Baltimore’s Rye Rye opened the show after the opening DJ, Sammy Jo, Deadmau-5’ed his way through playing tunes, which, c’mon you aren’t doing anything but cuing up songs from CDs. Get your hands off the knobs, Paris Hilton is a more convincing DJ. Rye Rye brought two back-up dancers to flank her as she blazed through a set from her long delayed and just released Go! Pop! Bang! including singles “Sunshine” and “Boom Boom Boom”.

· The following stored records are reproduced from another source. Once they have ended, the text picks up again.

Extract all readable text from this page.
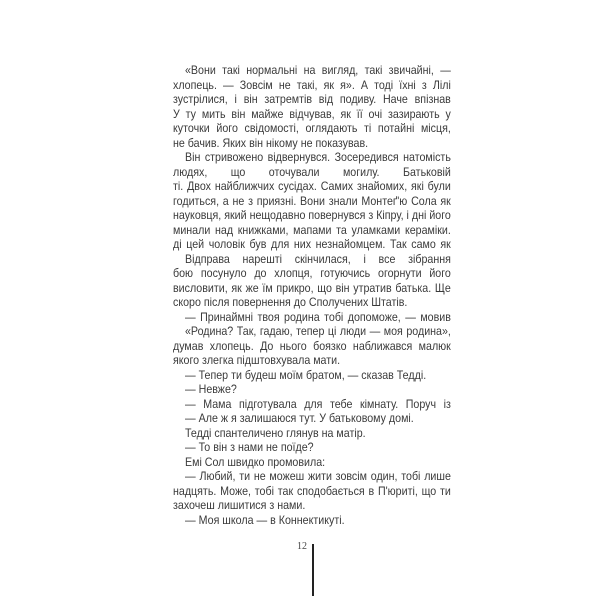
«Вони такі нормальні на вигляд, такі звичайні, —
хлопець. — Зовсім не такі, як я». А тоді їхні з Лілі
зустрілися, і він затремтів від подиву. Наче впізнав
У ту мить він майже відчував, як її очі зазирають у
куточки його свідомості, оглядають ті потайні місця,
не бачив. Яких він нікому не показував.
Він стривожено відвернувся. Зосередився натомість
людях, що оточували могилу. Батьковій
ті. Двох найближчих сусідах. Самих знайомих, які були
годиться, а не з приязні. Вони знали Монтеґ'ю Сола як
науковця, який нещодавно повернувся з Кіпру, і дні його
минали над книжками, мапами та уламками кераміки.
ді цей чоловік був для них незнайомцем. Так само як
Відправа нарешті скінчилася, і все зібрання
бою посунуло до хлопця, готуючись огорнути його
висловити, як же їм прикро, що він утратив батька. Ще
скоро після повернення до Сполучених Штатів.
— Принаймні твоя родина тобі допоможе, — мовив
«Родина? Так, гадаю, тепер ці люди — моя родина»,
думав хлопець. До нього боязко наближався малюк
якого злегка підштовхувала мати.
— Тепер ти будеш моїм братом, — сказав Тедді.
— Невже?
— Мама підготувала для тебе кімнату. Поруч із
— Але ж я залишаюся тут. У батьковому домі.
Тедді спантеличено глянув на матір.
— То він з нами не поїде?
Емі Сол швидко промовила:
— Любий, ти не можеш жити зовсім один, тобі лише
надцять. Може, тобі так сподобається в П'юриті, що ти
захочеш лишитися з нами.
— Моя школа — в Коннектикуті.
12
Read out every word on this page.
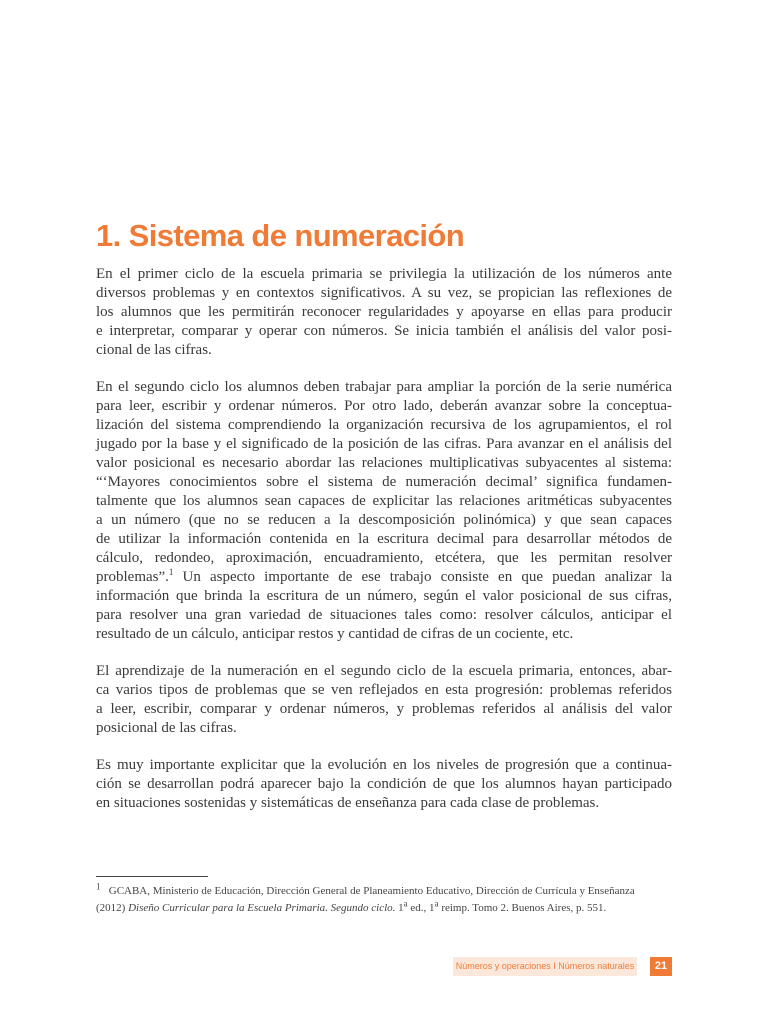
1. Sistema de numeración

En el primer ciclo de la escuela primaria se privilegia la utilización de los números ante
diversos problemas y en contextos significativos. A su vez, se propician las reflexiones de
los alumnos que les permitirán reconocer regularidades y apoyarse en ellas para producir
e interpretar, comparar y operar con números. Se inicia también el análisis del valor posi-
cional de las cifras.

En el segundo ciclo los alumnos deben trabajar para ampliar la porción de la serie numérica
para leer, escribir y ordenar números. Por otro lado, deberán avanzar sobre la conceptua-
lización del sistema comprendiendo la organización recursiva de los agrupamientos, el rol
jugado por la base y el significado de la posición de las cifras. Para avanzar en el análisis del
valor posicional es necesario abordar las relaciones multiplicativas subyacentes al sistema:
“‘Mayores conocimientos sobre el sistema de numeración decimal’ significa fundamen-
talmente que los alumnos sean capaces de explicitar las relaciones aritméticas subyacentes
a un número (que no se reducen a la descomposición polinómica) y que sean capaces
de utilizar la información contenida en la escritura decimal para desarrollar métodos de
cálculo, redondeo, aproximación, encuadramiento, etcétera, que les permitan resolver
problemas”.$^1$ Un aspecto importante de ese trabajo consiste en que puedan analizar la
información que brinda la escritura de un número, según el valor posicional de sus cifras,
para resolver una gran variedad de situaciones tales como: resolver cálculos, anticipar el
resultado de un cálculo, anticipar restos y cantidad de cifras de un cociente, etc.

El aprendizaje de la numeración en el segundo ciclo de la escuela primaria, entonces, abar-
ca varios tipos de problemas que se ven reflejados en esta progresión: problemas referidos
a leer, escribir, comparar y ordenar números, y problemas referidos al análisis del valor
posicional de las cifras.

Es muy importante explicitar que la evolución en los niveles de progresión que a continua-
ción se desarrollan podrá aparecer bajo la condición de que los alumnos hayan participado
en situaciones sostenidas y sistemáticas de enseñanza para cada clase de problemas.

$^1$ GCABA, Ministerio de Educación, Dirección General de Planeamiento Educativo, Dirección de Currícula y Enseñanza
(2012) Diseño Curricular para la Escuela Primaria. Segundo ciclo. 1$^a$ ed., 1$^a$ reimp. Tomo 2. Buenos Aires, p. 551.
Números y operaciones I Números naturales	21
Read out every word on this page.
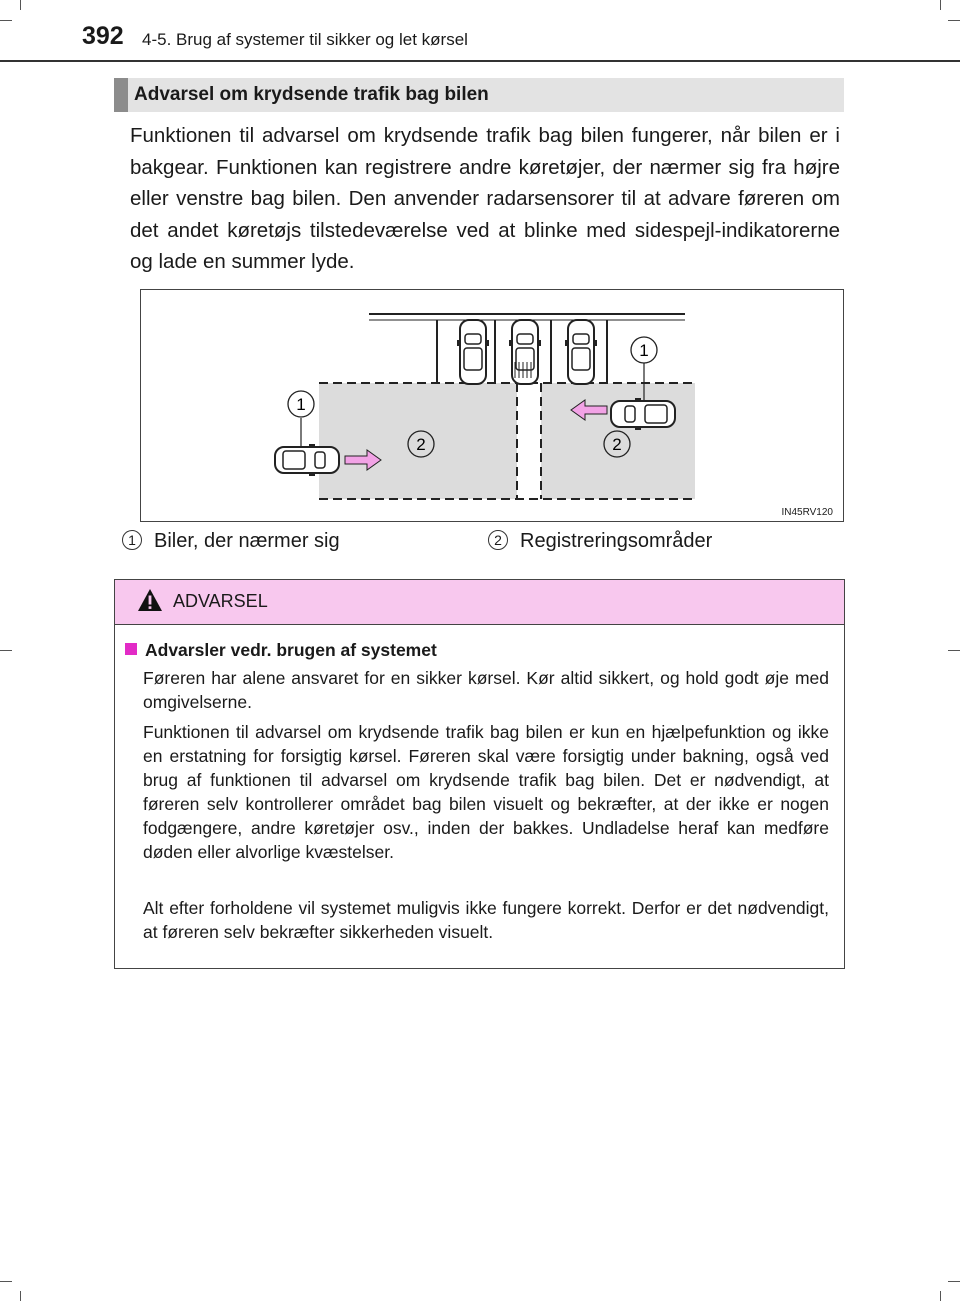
392 4-5. Brug af systemer til sikker og let kørsel
Advarsel om krydsende trafik bag bilen

Funktionen til advarsel om krydsende trafik bag bilen fungerer, når bilen er i bakgear. Funktionen kan registrere andre køretøjer, der nærmer sig fra højre eller venstre bag bilen. Den anvender radarsensorer til at advare føreren om det andet køretøjs tilstedeværelse ved at blinke med sidespejl-indikatorerne og lade en summer lyde.

1
1
2	2
IN45RV120
1 Biler, der nærmer sig	2 Registreringsområder
ADVARSEL
Advarsler vedr. brugen af systemet

Føreren har alene ansvaret for en sikker kørsel. Kør altid sikkert, og hold godt øje med omgivelserne.

Funktionen til advarsel om krydsende trafik bag bilen er kun en hjælpefunktion og ikke en erstatning for forsigtig kørsel. Føreren skal være forsigtig under bakning, også ved brug af funktionen til advarsel om krydsende trafik bag bilen. Det er nødvendigt, at føreren selv kontrollerer området bag bilen visuelt og bekræfter, at der ikke er nogen fodgængere, andre køretøjer osv., inden der bakkes. Undladelse heraf kan medføre døden eller alvorlige kvæstelser.

Alt efter forholdene vil systemet muligvis ikke fungere korrekt. Derfor er det nødvendigt, at føreren selv bekræfter sikkerheden visuelt.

The crowd was loud when the Scissor Sisters took the stage, starting with a rowdy rendition of “Any Which Way” transitioning smoothly into Magic Hour highlight “Keep Your Shoes On.” This is a band that has been touring for weeks playing the same set-list, so there was a whiff of meticulous rehearsal to the staging and set, but it could just be professionalism. Flanked by two matching back-up singers, Jake Sears and Ana Matronic raced through “Baby Come Home” before addressing the crowd and playing b-side “The Skins.”
True to the tour’s name the Sisters played “Let’s Have A Kiki.” Every foot in the entire club was moving while the words of the track played out on the screen behind the band. It is inevitable that the band will stop playing tracks from their older records with each new release but the omissions were glaring: no “Paul McCartney,” no “Filthy Gorgeous,” no “Fire with Fire.” What we did get were the first seven from Magic Hour, four from Night Work, two from Ta-Dah and four from their debut plus a b-side. Gripes about the set-list aside, the band proves you can still have fun even with a lame song. Case in point “Skin This Cat,” probably thrown into the set to give Matronic something to do, was elevated in the live setting with a choreographed dance between Matronic and the backup singers.
A low in the show was “Mary,” which was too slow for its own good, and while it did provide a reprieve from the constant movement, the song felt like a missed opportunity and fell flat. As the set concluded with the threesome of “Invisible Light,” “Shady Love” and “I Don’t Feel Like Dancin’” 9:30 was sweaty and hot. Even with out the obligatory encore the band proved they might be shaky on their albums but they are a treat live.